Beyond education, the study highlights other emerging uses. For example, 19% of respondents said they would consider a second charge to help a family member buy a home, providing them with a deposit. Another 16% would use it to fund a deposit on an additional property, and an equal percentage would use it to invest in a business. These findings underscore the increasing versatility of second charge mortgages, which are no longer seen purely as tools for home improvements or debt management, but as flexible financial products that can support a wide range of goals.
Competition for borrowers on the up
The increasing demand for second charge mortgages is also being supported by greater competition among lenders, with new lenders entering the market. This competition is driving innovation, improving product offerings, and ultimately delivering better customer outcomes.
At Pepper Money, we are committed to supporting brokers and their customers with accessible, flexible solutions that meet the diverse needs of today’s borrowers. We’ve worked hard to simplify and streamline our application processes, making second charge mortgages as straightforward and appealing as possible.

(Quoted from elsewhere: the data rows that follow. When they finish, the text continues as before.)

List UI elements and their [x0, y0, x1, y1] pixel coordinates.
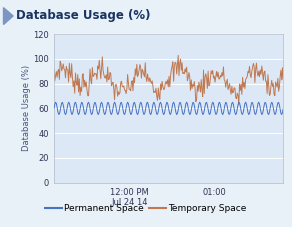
Polygon shape — [4, 8, 13, 25]
Text: Database Usage (%): Database Usage (%) — [16, 9, 151, 22]
Y-axis label: Database Usage (%): Database Usage (%) — [22, 65, 31, 151]
Legend: Permanent Space, Temporary Space: Permanent Space, Temporary Space — [42, 201, 250, 217]
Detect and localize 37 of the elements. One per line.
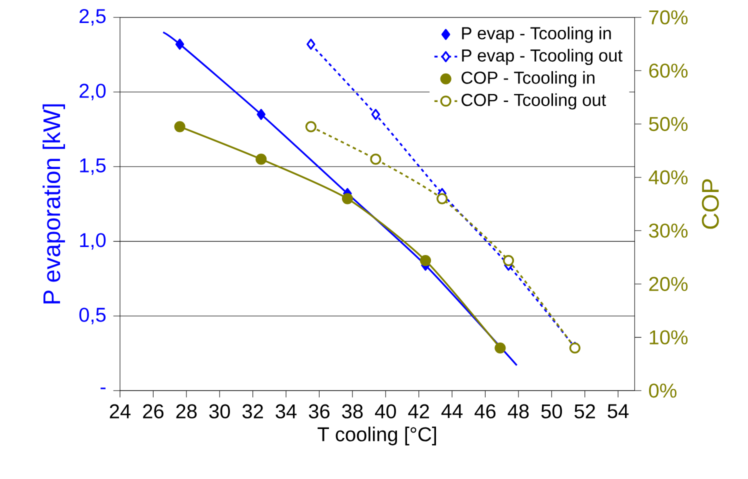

However, while the market is growing, there is still work to be done to raise awareness and educate both borrowers and brokers about the benefits. According to the study, only 13% of people would currently consider a second charge mortgage to raise funds, with the majority of respondents saying they didn’t know what approach they would take. This highlights a clear need for more education and brokers play a crucial role in the process, ensuring that second charge mortgages are part of the conversation when discussing capital-raising options with their customers.
For some borrowers, a remortgage or unsecured loan may not be the most suitable solution, and failing to present second charge mortgages as an option risks under-serving these customers.
As we look ahead to 2025, the outlook for the market is highly positive. The combination of rising demand, greater awareness, and increased competition among lenders is driving the market forward.
Borrowers are recognising the versatility of second charge mortgages, whether for funding education, making home improvements, consolidating debts, or investing in the future. For brokers, this is an opportunity to provide valuable advice and support to their customers, helping them navigate a complex financial landscape and achieve their goals.